Wien/Anakara/Yenimahalle | Nach der verheerenden Erdbebenkatastrophe in der Südtürkei und in Nordsyrien ist die Zahl der Todesopfer auf über 42.000 angestiegen, davon über 35.000 Tote in der Türkei. Am Dienstag wurden noch neun verschüttete Menschen gerettet. Am Mittwoch, also neun Tage nach den ersten Beben am 06. Februar, konnten in Kahramanmaras zwei Frauen aus den Trümmern geborgen werden. In Antakya wurden noch zwei Frauen nach 228 Stunden (!) lebend gefunden.


Die WHO schätzt, dass in beiden Ländern über 26 Millionen Menschen auf humanitäre Hilfe angewiesen sind. Insbesondere das kalte Wetter, mangelnde Sanitärversorgung und die daraus drohende Ausbreitung von Infektionskrankheiten besorgt die Hilfsorganisationen. Experten schätzen, dass zwei Millionen Menschen in der Türkei wegen der Beben ihr Zuhause verloren haben. Um der plötzlichen Obdachlosigkeit der hunderttausenden Erdbebenopfer adäquat zu begegnen, greift die türkische Regierung nun zu kreativen Maßnahmen.

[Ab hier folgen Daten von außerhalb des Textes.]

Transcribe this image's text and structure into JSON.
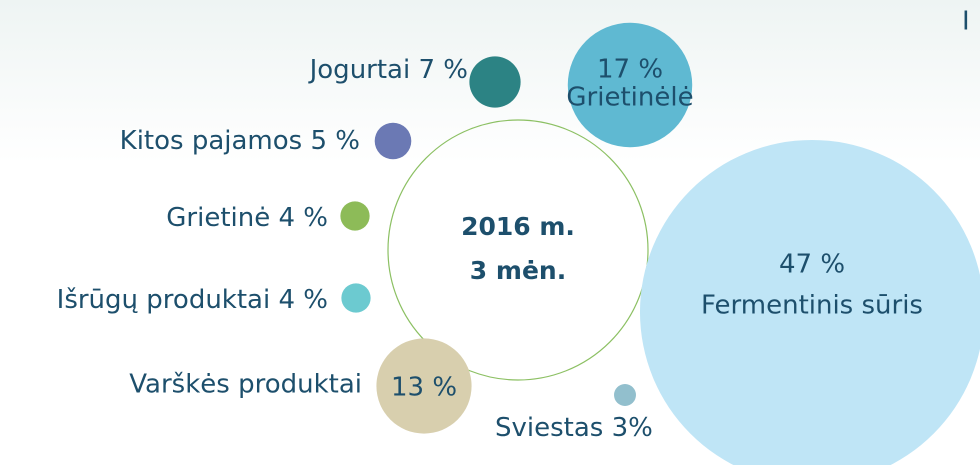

Studierende sollen ihre Buden räumen

Präsident Erdoğan verkündete am 11. Februar in Diyarbakır, dass Universitäten für den Frühling 2023 auf Online-Unterricht wechseln sollen. Studierende hätten außerdem zwei Tage Zeit ihre Sachen zu packen und nach Hause zu fahren, damit Erdbebenopfer in den in der Türkei zahlreich vorhandenen Studentenheimen untergebracht werden können.

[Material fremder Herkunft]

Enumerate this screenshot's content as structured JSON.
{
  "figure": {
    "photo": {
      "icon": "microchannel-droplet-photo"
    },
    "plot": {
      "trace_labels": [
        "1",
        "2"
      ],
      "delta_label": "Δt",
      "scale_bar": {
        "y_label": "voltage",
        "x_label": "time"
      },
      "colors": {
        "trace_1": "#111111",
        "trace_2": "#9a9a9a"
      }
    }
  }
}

Dazu muss man wissen: In der Türkei muss man, um studieren zu können, nach Abschluss der Hochschulreife zusätzlich einen anspruchsvollen Test namens YKS (Yükseköğretim Kurumları Sınavı) absolvieren. Je nach Punktzahl ergattert man sich so einen Studienplatz, oft an einer vom eigenen Heimatsort fernen Universität. Konservativen oder besorgten Eltern ist das teilweise nicht recht. Um die Entscheidung ihrer Kinder leichter zu akzeptieren, bringen sie die Erstsemestrigen meist in bewachten Studentenwohnheimen unter, wo die Eltern zum Beispiel abends beim Portier anrufen und nachfragen können, ob das Kind eh schon auf seinem Zimmer ist.


Heim zu den Eltern

Kurz gesagt: Unzählige Studierende mussten zuletzt spontan innerhalb zweier Tage, mitten im Winter, ihre Rückreise nach Hause organisieren. Das löste großen Unmut der Opposition und auf Social Media allgemein aus. Man solle die Studierenden in Ruhe lassen, hieß es, und die Erdbebenopfer in leerstehenden Hotels adäquat unterbringen. Auch die Ankündigung, Universitätskurse nur noch online abzuhalten, stieß auf Kritik.


Erdoğan solle seine Villen herausrücken

Der Journalist und Youtuber Cevheri Güven merkte an, Erdoğan habe insgesamt 15 leerstehende Villen, die er für Erdbebenopfer zugänglich machen solle.


Oppositionsführer Kemal Kılıçdaroğlu (CHP) twitterte: „Wagen Sie es nicht, die Schulen zu schließen, tun Sie es nicht. Die psychische Gesundheit unserer Jugend hat unter der Covid-19-Pandemie gelitten. Lasst uns unseren jungen Menschen nicht noch mehr Schaden zufügen. Wir haben nur noch unsere Jugend." Die Arbeiterpartei der Türkei (TİP) forderte unterdessen den türkischen Präsidenten auf: „Lass die Universitäten in Ruhe, öffne deinen Palast!"